Find the sum of the digits of the smallest value of $k$ if $(a_0 + a_1 +$ ... $+ a_{k-1})$ is divisible by $2005$. 
For a positive integer $k$, we have:- $(1 + x)(1 + 2x)(1 + 3x)$ ... $(1 + kx) = a_0 + a_1x + a_2x^2 + $ ... $ + a_kx^k$. Where $a_0,a_1,$ ... $,a_k$ are the coefficients of the polynomial. Find the sum of the digits of the smallest value of $k$ if $(a_0 + a_1 +$ ... $+ a_{k-1})$ is divisible by $2005$.
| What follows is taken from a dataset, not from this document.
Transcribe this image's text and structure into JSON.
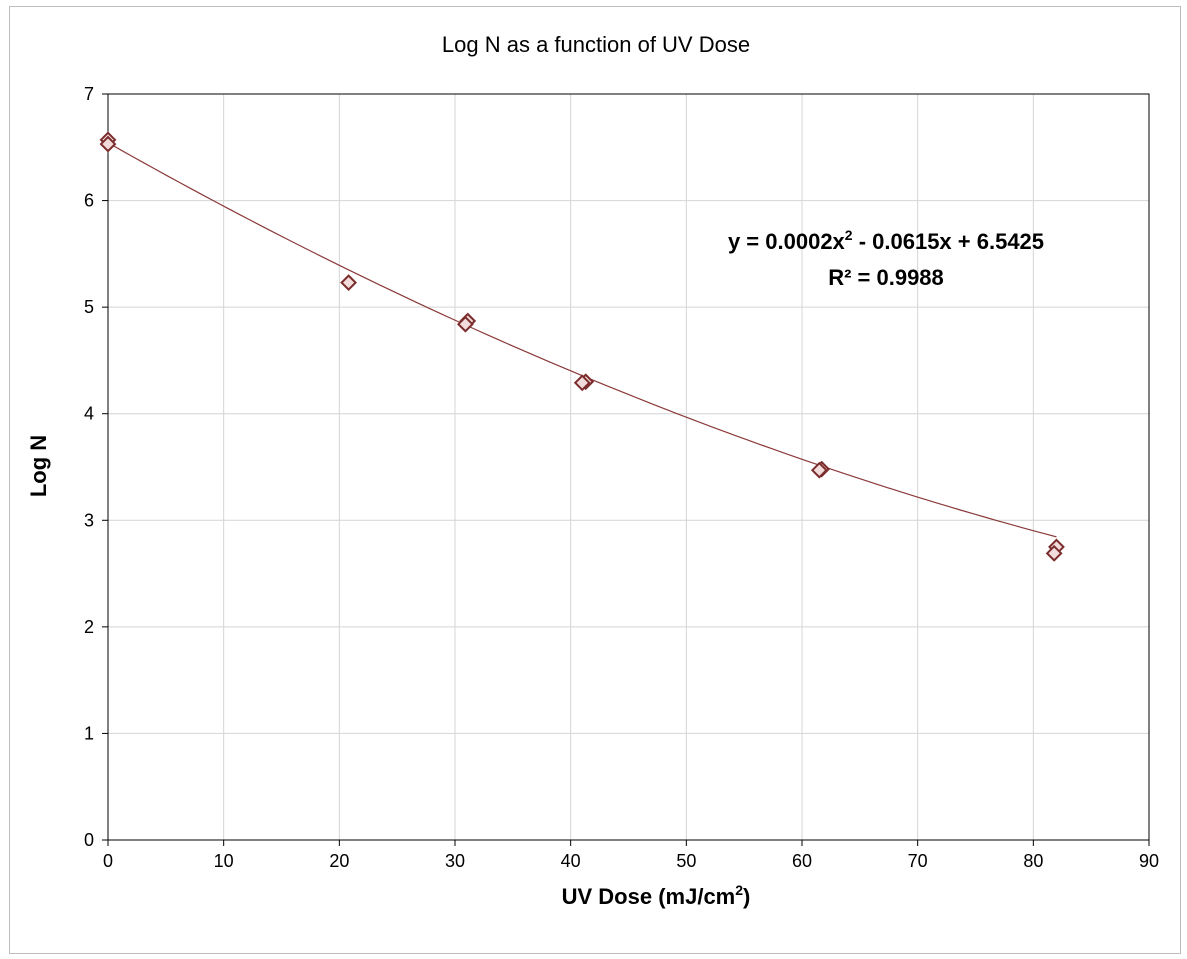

What I Tried: I have no idea where to start. I was able to guess, that the expression $(1 + x)(1 + 2x)$ ... $(1 + kx)$ consists of a $(+1)$ term and a $(k!x^k)$ term , and I can guess $a_0 = 1$ , $a_k = k!$ , and this might given an idea that $a_1 = 1!$ , $a_2 = 2!$ and so on, but is this enough.
Suppose, after solving this part, I need to find for which $(k-1)$ I will have that :-
$$\rightarrow 0! + 1! + ... + (k - 1)! = 2005m$$
This is easy, because as far as I can see, $2005 = 5 * 401$ and $401$ is prime , so $k$ has to be $402$ in order to be minimum.
I have a doubt in the $1$st part, can anyone help me?
 A: $(1+x)(1+2x) = 1+3x+2x^2$ disproves your claim that $a_1 = 1!$.
Alternatively, consider $f(1)$. We have:
$$f(1) = (1+1)(1+2)\dots(1+k) = a_0+a_1+\dots+a_k = (k+1)!$$
and we want $(k+1)! - a_k = (k+1)! - k! = k(k!)$ to be divisible by $2005$.
By a similar analysis to yours, the minimum $k$ is $401$.
A: Hint:
$$a_0+a_1+a_2+\dots +a_{k} = f(1) = (k+1)! $$
A: Just note that if you put $P(x)=(1+x)(1+2x)...(1+kx)$ then the value of $a_{0}+a_{1}+...+a_{k-1}$ is actually equal to $P(1)-a_{k}=P(1)-k!=(k+1)!-k!$ Now if $(k+1)!\equiv k! (mod401)$ for a $400\geqslant k$ (Note: It is obviously divisible by $5$ for $k\geqslant 5$ so it suffices that it's divisible by $401$)
Then because $401$ is a prime and $k!,(k+1)!$ are both relatively prime to it, $k+1\equiv 1 (mod401)$ and hence the least such $k$ is $401$ which is a contradiction so none of the numbers less than $401$ satisfy the condition. $401$ itself clearly satisfies the condition so the final answer is $5$.
A: Here there are some hints. Let's call the polynomial $p(x) $.

*

*In terms of $a_i$, how do you express $p(1) $?

*What is the coefficient of $x^k$ in $p(x) $?

After having solved this part, you are almost done... You noticed that 401 is prime :)
Good luck!